While not representing individuals and small business clients out of his Bellmore office, Gold helps thousands of homeowners file assessment challenges through a Facebook group he operates, “Nassau — Grieve Your Tax Assessment on Your Own — Free.”

The fine notice was sent to him within a month after he criticized County Executive Edward Mangano’s property tax assessment system overhaul, which was detailed in Newsday’s “Separate & Unequal” investigation.

Gold was notified in February by the county’s Office of Consumer Affairs that his website violated the county’s deceptive and unfair trade practices laws by stating Gold still was on the county’s Assessment Review Commission. The panel renders decisions on assessment challenges.

Gold left the commission in 2008 but hadn’t updated the law firm’s website.

The letter Gold received said he would have to pay $2,500 within 10 days to settle the case or face a fine of up to $5,000.

But the county dismissed the case last week — saying its initial notice was only a “cease and desist” letter. By then, some of the 8,000 members of the Facebook group had raised the fine money for Gold without him asking for them to do so.

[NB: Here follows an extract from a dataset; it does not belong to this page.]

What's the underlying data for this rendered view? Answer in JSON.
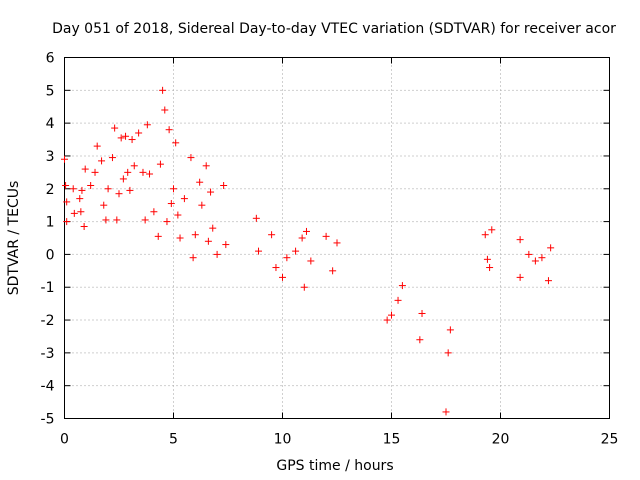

Malverne resident Daren Lubin, 36, said he visited Gold’s Facebook group a few months ago to research filing his first assessment challenge.

Lubin said that when he learned Gold was being fined from a post on the page, he felt like those who had saved money on their taxes due to Gold’s help would be willing to chip in. Lubin said he had never met or spoken with Gold . . .

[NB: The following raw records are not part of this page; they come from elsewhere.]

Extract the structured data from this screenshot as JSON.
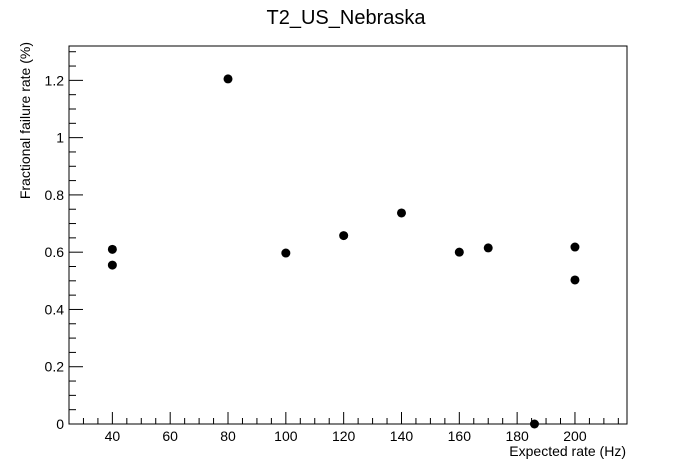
{
  "chart_data": {
    "type": "scatter",
    "title": "T2_US_Nebraska",
    "xlabel": "Expected rate (Hz)",
    "ylabel": "Fractional failure rate (%)",
    "xlim": [
      25,
      218
    ],
    "ylim": [
      0,
      1.32
    ],
    "x_ticks": [
      40,
      60,
      80,
      100,
      120,
      140,
      160,
      180,
      200
    ],
    "y_ticks": [
      0,
      0.2,
      0.4,
      0.6,
      0.8,
      1,
      1.2
    ],
    "y_tick_labels": [
      "0",
      "0.2",
      "0.4",
      "0.6",
      "0.8",
      "1",
      "1.2"
    ],
    "grid": false,
    "points": [
      {
        "x": 40,
        "y": 0.61
      },
      {
        "x": 40,
        "y": 0.555
      },
      {
        "x": 80,
        "y": 1.205
      },
      {
        "x": 100,
        "y": 0.597
      },
      {
        "x": 120,
        "y": 0.658
      },
      {
        "x": 140,
        "y": 0.737
      },
      {
        "x": 160,
        "y": 0.6
      },
      {
        "x": 170,
        "y": 0.615
      },
      {
        "x": 186,
        "y": 0.0
      },
      {
        "x": 200,
        "y": 0.618
      },
      {
        "x": 200,
        "y": 0.503
      }
    ],
    "marker_color": "#000000"
  }
}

“This guy is doing something for the community and helping the community and all the residents of Nassau County,” Lubin said. “So, I felt like paying it forward.”

The letter warning Gold of the fine arrived within a month of a News 12 Long Island broadcast in which Gold alleged that County Executive Edward Mangano was “incompetent” or “corrupt” when he overhauled the assessment system. Gold said the timing of the letter and the fact that county officials never asked him to change the site before fining him made him believe the fine was intended as retribution for the criticism.

“Within a half-hour of receiving the letter, my tech guy changed the webpage,” Gold said.

County Commissioner of Consumer Affairs Madalyn Farley suggested retribution had nothing to do with the fine. Farley said in an emailed statement that her office issues hundreds of violations each year and began its investigation into Gold after receiving a complaint.

“Although Mr. Gold is a self-proclaimed expert in the industry, I highly doubt the county executive even knows who he is,” Farley said.

Farley said the county dismissed the case after Gold produced documentation showing the website was no longer used for business practices and that it had been corrected.

Gold decided to give the money that was raised to several local charities, something supported by Lubin and others who donated.

“I feel like Santa Claus,” Gold said in a post to the group where he listed some of the donations. “Thanks to all who donated for giving me this opportunity.”